Consider utilizing seccomp, seccomp-bpf, or a similar solution that restricts certain system calls such as mount. In Kubernetes environments, consider defining Pod Security Standards that limit container access to host process namespaces, the host network, and the host file system.[15]

M1042 Disable or Remove Feature or Program

Remove unnecessary tools and software from containers.

M1038 Execution Prevention

Use read-only containers, read-only file systems, and minimal images when possible to prevent the running of commands.[15] Where possible, also consider using application control and software restriction tools (such as those provided by SELinux) to restrict access to files, processes, and system calls in containers.[16]
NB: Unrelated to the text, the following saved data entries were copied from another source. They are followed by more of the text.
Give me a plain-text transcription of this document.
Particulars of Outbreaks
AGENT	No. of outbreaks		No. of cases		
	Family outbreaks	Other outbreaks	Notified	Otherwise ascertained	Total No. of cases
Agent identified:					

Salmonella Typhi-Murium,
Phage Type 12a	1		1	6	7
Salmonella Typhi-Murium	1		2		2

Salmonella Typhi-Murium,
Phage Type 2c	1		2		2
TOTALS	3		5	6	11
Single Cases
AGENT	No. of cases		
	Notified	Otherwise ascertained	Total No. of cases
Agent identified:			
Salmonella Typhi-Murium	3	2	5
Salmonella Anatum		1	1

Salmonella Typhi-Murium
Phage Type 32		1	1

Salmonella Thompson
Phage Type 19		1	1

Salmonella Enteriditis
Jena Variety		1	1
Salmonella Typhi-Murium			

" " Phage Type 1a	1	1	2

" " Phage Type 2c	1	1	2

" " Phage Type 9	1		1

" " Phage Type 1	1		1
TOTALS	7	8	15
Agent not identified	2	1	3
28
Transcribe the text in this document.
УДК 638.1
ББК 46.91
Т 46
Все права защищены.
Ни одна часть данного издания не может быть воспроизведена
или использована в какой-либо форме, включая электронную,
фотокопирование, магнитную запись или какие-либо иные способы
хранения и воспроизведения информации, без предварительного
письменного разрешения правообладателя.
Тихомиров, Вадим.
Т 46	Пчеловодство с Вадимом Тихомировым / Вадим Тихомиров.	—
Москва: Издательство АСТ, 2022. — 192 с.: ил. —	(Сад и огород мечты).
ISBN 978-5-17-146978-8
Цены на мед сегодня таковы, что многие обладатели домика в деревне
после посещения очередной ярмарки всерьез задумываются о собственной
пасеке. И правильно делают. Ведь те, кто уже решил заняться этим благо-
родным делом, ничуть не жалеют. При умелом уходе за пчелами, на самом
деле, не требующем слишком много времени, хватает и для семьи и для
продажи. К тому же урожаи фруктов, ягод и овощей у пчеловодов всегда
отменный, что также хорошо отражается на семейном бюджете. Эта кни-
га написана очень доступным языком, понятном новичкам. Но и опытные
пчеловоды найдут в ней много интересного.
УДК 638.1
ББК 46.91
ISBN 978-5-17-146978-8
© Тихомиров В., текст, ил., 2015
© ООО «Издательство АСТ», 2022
M1026 Privileged Account Management

Ensure containers are not running as root by default and do not use unnecessary privileges or mounted components. In Kubernetes environments, consider defining Pod Security Standards that prevent pods from running privileged containers.[15]

M1051 Update Software

Ensure that hosts are kept up-to-date with security patches.

Detection Strategy

ID Name Analytic ID Analytic Description
DET0219 Detection Strategy for Escape to Host AN0612

Detection of container escape attempts via bind mounts, privileged containers, or abuse of docker.sock. Defenders may observe anomalous volume mount configurations (e.g., hostPath to / or /proc), unexpected privileged container launches, or use of container administration commands to access host resources. These events typically correlate with subsequent process execution on the host outside of normal container isolation.

AN0613

Detection of Linux container escape attempts via syscalls (unshare, keyctl, mount) or process execution outside container namespaces. Defenders may correlate unusual system calls from containerized processes with subsequent process creation on the host or modification of host resources.

AN0614

Detection of Windows container escape attempts by observing processes accessing host directories, symbolic link abuse, or privilege escalation attempts. Defenders may detect anomalous process execution with access to system-level directories outside of container boundaries.

AN0615

Detection of ESXi escape attempts by monitoring for anomalies in hypervisor logs such as unexpected VM operations, privilege escalation events, or attempts to load malicious kernel modules within the hypervisor environment.